Proposal to ban smoking in all outdoor cafes and restaurants in Wales



Action on Smoking and Health (ASH) Wales is calling on the Welsh government to ban smoking in beer gardens to protect children’s health.

The call follows March legislation banning smoking in schools, hospitals and playgrounds, as ASH wants the ban extended to pubs, bars and restaurants.

Beer gardens are proving to be very popular in Wales, particularly Pembrokeshire, due to a mix of warm weather, British stays, Euro 2020 and many other factors.

Wales’ Children’s Commissioner Sally Holland backed the proposal, with 63% of the Welsh public, to make children less likely to develop the habit themselves, as well as to protect them from secondhand smoke.

Currently in Wales, around 6,000 children start smoking each year, and 8% of 15-16 year olds smoke regularly – a figure that has not changed since 2013.

Suzanne Cass, CEO of ASH Wales, said: “The Welsh government has shown a very strong commitment to tackling the prevalence of smoking in Wales by becoming the first UK country to ban smoking in schools and hospitals and in children’s playgrounds.

“We believe he should now listen to the people of Wales and extend this ban to outdoor rest areas such as beer gardens where young people and families with children gather. This is particularly important in the wake of the Covid-19 pandemic, as more people choose to sit outside when possible and smokers and non-smokers find themselves sitting next to each other. others.

“It is really important to do everything possible so that children are not exposed to the sight of adults who smoke on a daily basis. 81% of adults in Wales were under 18 when they tried their first cigarette.

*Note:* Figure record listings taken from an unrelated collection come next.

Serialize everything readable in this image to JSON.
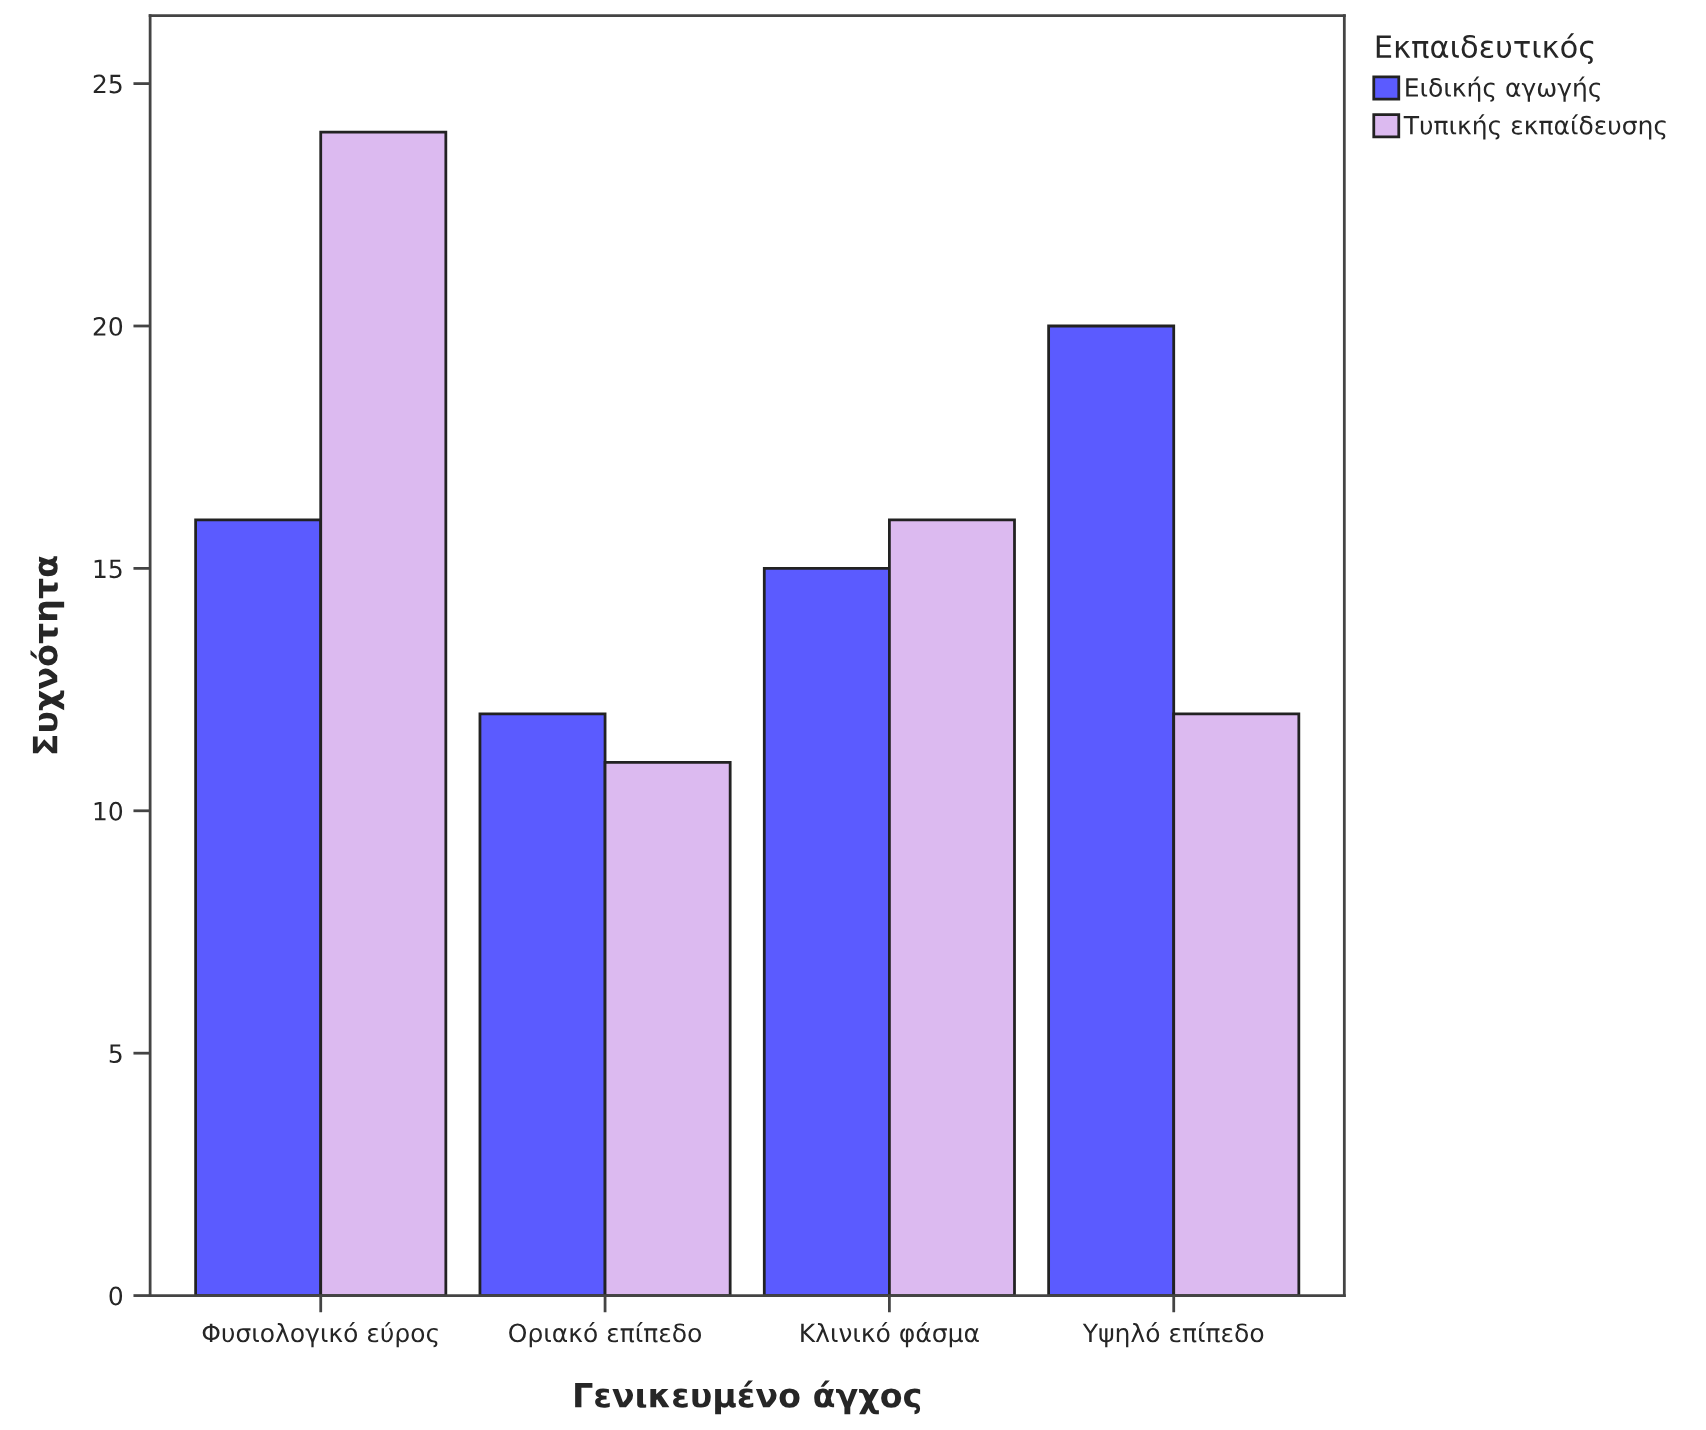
{
  "chart_data": {
    "type": "bar",
    "xlabel": "Γενικευμένο άγχος",
    "ylabel": "Συχνότητα",
    "legend_title": "Εκπαιδευτικός",
    "categories": [
      "Φυσιολογικό εύρος",
      "Οριακό επίπεδο",
      "Κλινικό φάσμα",
      "Υψηλό επίπεδο"
    ],
    "series": [
      {
        "name": "Ειδικής αγωγής",
        "color": "#5b5bff",
        "values": [
          16,
          12,
          15,
          20
        ]
      },
      {
        "name": "Τυπικής εκπαίδευσης",
        "color": "#dcbaf0",
        "values": [
          24,
          11,
          16,
          12
        ]
      }
    ],
    "ylim": [
      0,
      26.4
    ],
    "yticks": [
      0,
      5,
      10,
      15,
      20,
      25
    ],
    "grid": false,
    "legend": "top right"
  }
}
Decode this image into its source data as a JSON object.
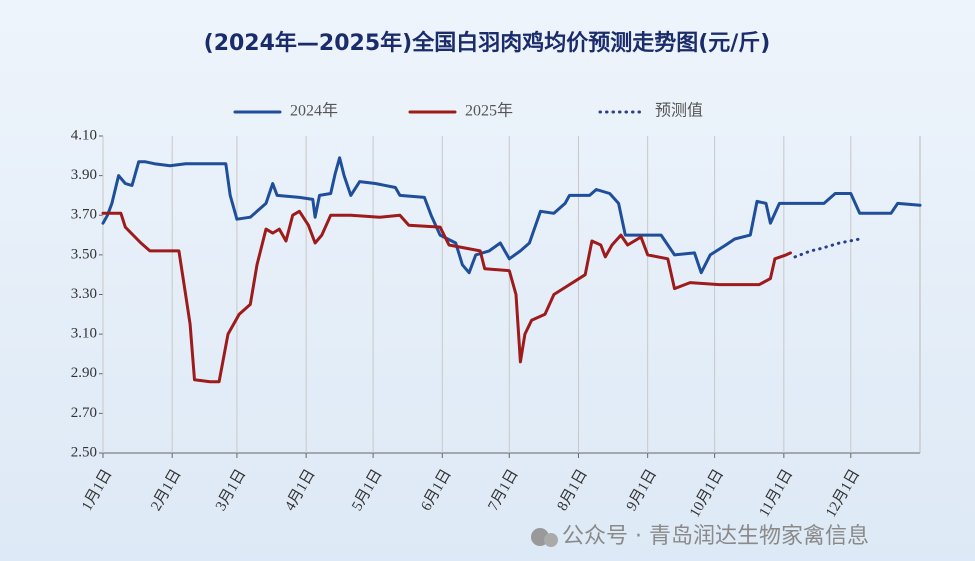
{
  "chart_data": {
    "type": "line",
    "title": "(2024年—2025年)全国白羽肉鸡均价预测走势图(元/斤)",
    "xlim": [
      0,
      366
    ],
    "xticks": [
      {
        "value": 0,
        "label": "1月1日"
      },
      {
        "value": 31,
        "label": "2月1日"
      },
      {
        "value": 60,
        "label": "3月1日"
      },
      {
        "value": 91,
        "label": "4月1日"
      },
      {
        "value": 121,
        "label": "5月1日"
      },
      {
        "value": 152,
        "label": "6月1日"
      },
      {
        "value": 182,
        "label": "7月1日"
      },
      {
        "value": 213,
        "label": "8月1日"
      },
      {
        "value": 244,
        "label": "9月1日"
      },
      {
        "value": 274,
        "label": "10月1日"
      },
      {
        "value": 305,
        "label": "11月1日"
      },
      {
        "value": 335,
        "label": "12月1日"
      }
    ],
    "ylim": [
      2.5,
      4.1
    ],
    "yticks": [
      {
        "value": 2.5,
        "label": "2.50"
      },
      {
        "value": 2.7,
        "label": "2.70"
      },
      {
        "value": 2.9,
        "label": "2.90"
      },
      {
        "value": 3.1,
        "label": "3.10"
      },
      {
        "value": 3.3,
        "label": "3.30"
      },
      {
        "value": 3.5,
        "label": "3.50"
      },
      {
        "value": 3.7,
        "label": "3.70"
      },
      {
        "value": 3.9,
        "label": "3.90"
      },
      {
        "value": 4.1,
        "label": "4.10"
      }
    ],
    "grid": "x",
    "legend": "top",
    "series": [
      {
        "name": "2024年",
        "color": "#1f4e9a",
        "style": "solid",
        "x": [
          0,
          2,
          4,
          7,
          10,
          13,
          16,
          19,
          23,
          30,
          37,
          43,
          55,
          57,
          60,
          66,
          69,
          73,
          76,
          78,
          88,
          94,
          95,
          97,
          102,
          104,
          106,
          108,
          111,
          115,
          122,
          131,
          133,
          144,
          147,
          151,
          158,
          161,
          164,
          167,
          173,
          178,
          182,
          187,
          191,
          196,
          202,
          207,
          209,
          218,
          221,
          227,
          231,
          234,
          241,
          250,
          253,
          256,
          265,
          268,
          272,
          279,
          283,
          290,
          293,
          297,
          299,
          303,
          312,
          323,
          328,
          335,
          339,
          353,
          356,
          366
        ],
        "values": [
          3.66,
          3.7,
          3.76,
          3.9,
          3.86,
          3.85,
          3.97,
          3.97,
          3.96,
          3.95,
          3.96,
          3.96,
          3.96,
          3.8,
          3.68,
          3.69,
          3.72,
          3.76,
          3.86,
          3.8,
          3.79,
          3.78,
          3.69,
          3.8,
          3.81,
          3.91,
          3.99,
          3.9,
          3.8,
          3.87,
          3.86,
          3.84,
          3.8,
          3.79,
          3.7,
          3.6,
          3.56,
          3.45,
          3.41,
          3.5,
          3.52,
          3.56,
          3.48,
          3.52,
          3.56,
          3.72,
          3.71,
          3.76,
          3.8,
          3.8,
          3.83,
          3.81,
          3.76,
          3.6,
          3.6,
          3.6,
          3.55,
          3.5,
          3.51,
          3.41,
          3.5,
          3.55,
          3.58,
          3.6,
          3.77,
          3.76,
          3.66,
          3.76,
          3.76,
          3.76,
          3.81,
          3.81,
          3.71,
          3.71,
          3.76,
          3.75
        ]
      },
      {
        "name": "2025年",
        "color": "#9e1b1b",
        "style": "solid",
        "x": [
          0,
          8,
          10,
          17,
          21,
          34,
          37,
          39,
          41,
          48,
          52,
          56,
          61,
          66,
          69,
          73,
          76,
          79,
          82,
          85,
          88,
          92,
          95,
          98,
          102,
          111,
          124,
          133,
          137,
          151,
          155,
          169,
          171,
          182,
          185,
          187,
          189,
          192,
          198,
          202,
          209,
          216,
          219,
          223,
          225,
          228,
          232,
          235,
          241,
          244,
          253,
          256,
          263,
          276,
          294,
          299,
          301,
          306,
          308
        ],
        "values": [
          3.71,
          3.71,
          3.64,
          3.56,
          3.52,
          3.52,
          3.3,
          3.15,
          2.87,
          2.86,
          2.86,
          3.1,
          3.2,
          3.25,
          3.45,
          3.63,
          3.61,
          3.63,
          3.57,
          3.7,
          3.72,
          3.65,
          3.56,
          3.6,
          3.7,
          3.7,
          3.69,
          3.7,
          3.65,
          3.64,
          3.55,
          3.52,
          3.43,
          3.42,
          3.3,
          2.96,
          3.1,
          3.17,
          3.2,
          3.3,
          3.35,
          3.4,
          3.57,
          3.55,
          3.49,
          3.55,
          3.6,
          3.55,
          3.59,
          3.5,
          3.48,
          3.33,
          3.36,
          3.35,
          3.35,
          3.38,
          3.48,
          3.5,
          3.51
        ]
      },
      {
        "name": "预测值",
        "color": "#2b3f8f",
        "style": "dotted",
        "x": [
          310,
          317,
          321,
          330,
          339
        ],
        "values": [
          3.49,
          3.52,
          3.53,
          3.56,
          3.58
        ]
      }
    ]
  },
  "watermark": "公众号 · 青岛润达生物家禽信息"
}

By denormalizing smoking, we hope to prevent many more from being caught in the grip of this deadly addiction. ”

Sally Holland said: “In order to achieve our collective ambition for a smoke-free Wales, young people should never see smoking as a positive option. Extending existing regulations to include outdoor seating areas for pubs, cafes and restaurants would take us another step towards this goal. ”

Deputy Minister for Mental Health and Welfare Lynne Neagle said: ‘We are committed to achieving our long-term goal of making more public spaces in Wales smoke-free, by helping people to to make positive changes to their health and well-being and to support our goal of a smoke-free Wales.

Welsh Conservative Shadow Minister for Mental Health and Welfare James Evans MS took a different point of view, commenting: “The hospitality industry has been hit hard over the past 15 months and has discouraged people from taking a ‘go to pubs and restaurants during the summer months with a ban on smoking. is not what the industry needs.

“Where possible, outdoor spaces should be split between smokers and non-smokers to ensure that everyone can have fun.

“But the Welsh government should focus on helping people to quit smoking or switch to reducing risky products rather than continuing to punish and demonize them.”